Boston Dynamics presents the new qualities of its Atlas robot

Atlas

A few weeks ago we already had the opportunity to talk about Boston Dynamics, a company that has been in the market for many more years than you can imagine, since it was founded by engineer Marc Raibert, a former MIT professor in 1992, and that from its inception until now has been able to contribute greatly to the development from robots much more qualified and capable than you can imagine. During this time and thanks to its technology, it got Google interested in it, bought it in December 2013 and, after seeing that they could not make great profits with it, be sold and set course for Softbank. After this dramatic change of scenery, it seems that the company has once again found the direction and especially the necessary financing to continue developing its characteristic and powerful robots in terms of qualities and capabilities.

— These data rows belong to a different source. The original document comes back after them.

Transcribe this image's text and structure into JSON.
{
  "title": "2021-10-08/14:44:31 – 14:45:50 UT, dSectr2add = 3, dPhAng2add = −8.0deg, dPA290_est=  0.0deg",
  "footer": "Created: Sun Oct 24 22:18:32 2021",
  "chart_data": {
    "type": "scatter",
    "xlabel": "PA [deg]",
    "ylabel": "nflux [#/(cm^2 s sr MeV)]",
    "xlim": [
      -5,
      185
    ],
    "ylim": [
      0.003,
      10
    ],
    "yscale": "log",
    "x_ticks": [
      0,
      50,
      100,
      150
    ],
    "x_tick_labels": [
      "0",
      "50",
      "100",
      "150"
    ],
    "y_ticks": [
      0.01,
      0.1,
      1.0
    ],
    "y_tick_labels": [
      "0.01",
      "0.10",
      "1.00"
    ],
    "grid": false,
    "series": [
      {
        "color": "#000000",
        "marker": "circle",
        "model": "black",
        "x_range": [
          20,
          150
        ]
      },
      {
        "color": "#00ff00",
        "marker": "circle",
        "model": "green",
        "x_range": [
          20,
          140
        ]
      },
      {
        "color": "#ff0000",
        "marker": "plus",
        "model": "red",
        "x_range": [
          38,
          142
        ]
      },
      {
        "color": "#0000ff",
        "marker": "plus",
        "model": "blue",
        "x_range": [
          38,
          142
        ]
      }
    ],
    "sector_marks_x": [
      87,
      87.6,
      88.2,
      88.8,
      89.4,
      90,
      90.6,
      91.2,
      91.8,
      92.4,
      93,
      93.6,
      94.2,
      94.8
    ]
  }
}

In the previous post that we dedicated to the company, we had the opportunity at length of a new prototype that Boston Dynamics itself baptized with the name of SpotMini, a robot that stood out for certain characteristics such as its size, since it was much smaller than the rest of its brothers or for certain capacities that it was capable of carrying out directly from its older brothers. This time we will talk about his older brother, the robot Atlas, a model that will surely surprise you when you see everything that, after years of development, it is capable of doing.

Boston Dynamics

Atlas, a project that was originally born thanks to funds obtained from DARPA

If we talk about Atlas, we have to talk about a project that started back in the year 2013 like a humanoid robot funded by nothing less than DARPA motivated by the Fukushima disaster. After a long time of work, the team of researchers and engineers in charge of its development managed to go further and present a prototype that was capable, among other things, of walking through all kinds of terrain without falling, picking up objects and using them naturally , carry heavy objects and even move through very difficult terrain without losing your balance.

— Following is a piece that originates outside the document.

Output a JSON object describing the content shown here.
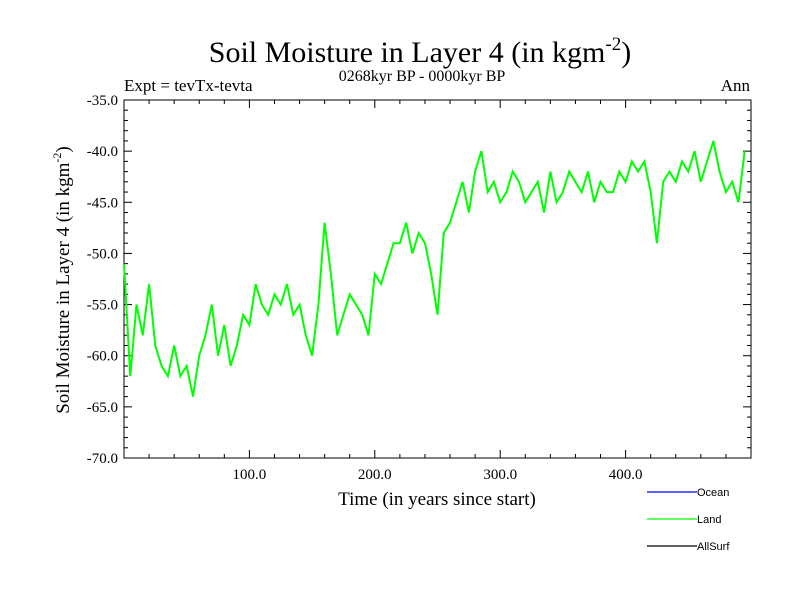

Later, the prototype has evolved so much that it finally seems to have become a android capable of performing tasks of considerable difficulty with a series of very agile movements and without complicating life too much to achieve them successfully. Today is the time to talk about a new version of Atlas, a robot that now seems to have learned to perform a new series of movements and tricks worthy of a gymnast.

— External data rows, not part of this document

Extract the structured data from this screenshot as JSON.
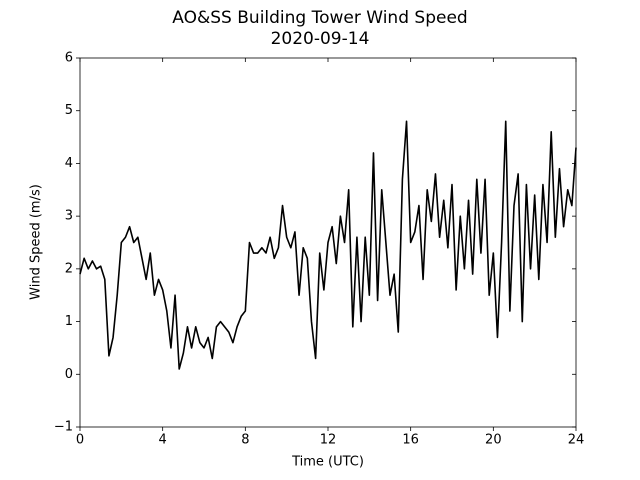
{
  "chart_data": {
    "type": "line",
    "title": "AO&SS Building Tower Wind Speed",
    "subtitle": "2020-09-14",
    "x_label": "Time (UTC)",
    "y_label": "Wind Speed (m/s)",
    "color": "#000000",
    "x": [
      0,
      0.2,
      0.4,
      0.6,
      0.8,
      1,
      1.2,
      1.4,
      1.6,
      1.8,
      2,
      2.2,
      2.4,
      2.6,
      2.8,
      3,
      3.2,
      3.4,
      3.6,
      3.8,
      4,
      4.2,
      4.4,
      4.6,
      4.8,
      5,
      5.2,
      5.4,
      5.6,
      5.8,
      6,
      6.2,
      6.4,
      6.6,
      6.8,
      7,
      7.2,
      7.4,
      7.6,
      7.8,
      8,
      8.2,
      8.4,
      8.6,
      8.8,
      9,
      9.2,
      9.4,
      9.6,
      9.8,
      10,
      10.2,
      10.4,
      10.6,
      10.8,
      11,
      11.2,
      11.4,
      11.6,
      11.8,
      12,
      12.2,
      12.4,
      12.6,
      12.8,
      13,
      13.2,
      13.4,
      13.6,
      13.8,
      14,
      14.2,
      14.4,
      14.6,
      14.8,
      15,
      15.2,
      15.4,
      15.6,
      15.8,
      16,
      16.2,
      16.4,
      16.6,
      16.8,
      17,
      17.2,
      17.4,
      17.6,
      17.8,
      18,
      18.2,
      18.4,
      18.6,
      18.8,
      19,
      19.2,
      19.4,
      19.6,
      19.8,
      20,
      20.2,
      20.4,
      20.6,
      20.8,
      21,
      21.2,
      21.4,
      21.6,
      21.8,
      22,
      22.2,
      22.4,
      22.6,
      22.8,
      23,
      23.2,
      23.4,
      23.6,
      23.8,
      24
    ],
    "values": [
      1.9,
      2.2,
      2.0,
      2.15,
      2.0,
      2.05,
      1.8,
      0.35,
      0.7,
      1.5,
      2.5,
      2.6,
      2.8,
      2.5,
      2.6,
      2.2,
      1.8,
      2.3,
      1.5,
      1.8,
      1.6,
      1.2,
      0.5,
      1.5,
      0.1,
      0.4,
      0.9,
      0.5,
      0.9,
      0.6,
      0.5,
      0.7,
      0.3,
      0.9,
      1.0,
      0.9,
      0.8,
      0.6,
      0.9,
      1.1,
      1.2,
      2.5,
      2.3,
      2.3,
      2.4,
      2.3,
      2.6,
      2.2,
      2.4,
      3.2,
      2.6,
      2.4,
      2.7,
      1.5,
      2.4,
      2.2,
      1.0,
      0.3,
      2.3,
      1.6,
      2.5,
      2.8,
      2.1,
      3.0,
      2.5,
      3.5,
      0.9,
      2.6,
      1.0,
      2.6,
      1.5,
      4.2,
      1.4,
      3.5,
      2.5,
      1.5,
      1.9,
      0.8,
      3.7,
      4.8,
      2.5,
      2.7,
      3.2,
      1.8,
      3.5,
      2.9,
      3.8,
      2.6,
      3.3,
      2.4,
      3.6,
      1.6,
      3.0,
      2.0,
      3.3,
      1.9,
      3.7,
      2.3,
      3.7,
      1.5,
      2.3,
      0.7,
      2.5,
      4.8,
      1.2,
      3.2,
      3.8,
      1.0,
      3.6,
      2.0,
      3.4,
      1.8,
      3.6,
      2.5,
      4.6,
      2.6,
      3.9,
      2.8,
      3.5,
      3.2,
      4.3
    ],
    "xlim": [
      0,
      24
    ],
    "xticks": [
      0,
      4,
      8,
      12,
      16,
      20,
      24
    ],
    "ylim": [
      -1,
      6
    ],
    "yticks": [
      {
        "value": -1,
        "label": "−1"
      },
      0,
      1,
      2,
      3,
      4,
      5,
      6
    ]
  }
}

In its latest version, Atlas is capable of flipping and turning 180 degrees

As you can see in the video that I have left you hanging just above these lines and that it has been Recorded and published directly by Boston Dynamics, we can see a much more agile robot than we could imagine at first, not in vain and as you can see in the video, now Atlas has been endowed with the necessary skill to perform a series of quite complex tricks such as back flips y 180 degree turns.

Personally, I have to confess that the enormous balance that is able to demonstrate in the different tests to which it is subjected. If you have ever dared to program some type of robot, simpler or more complex, you will have realized how enormously complicated it can be to program a platform like this, especially if, in turn, you must take into account Your algorithms, the enormous amount of information, are capable of dumping into the system all the sensors that a prototype like the one you see on the screen must have installed, something that, without a doubt, demonstrates the enormous technical quality that all the engineers that Boston must have Dynamics has on staff.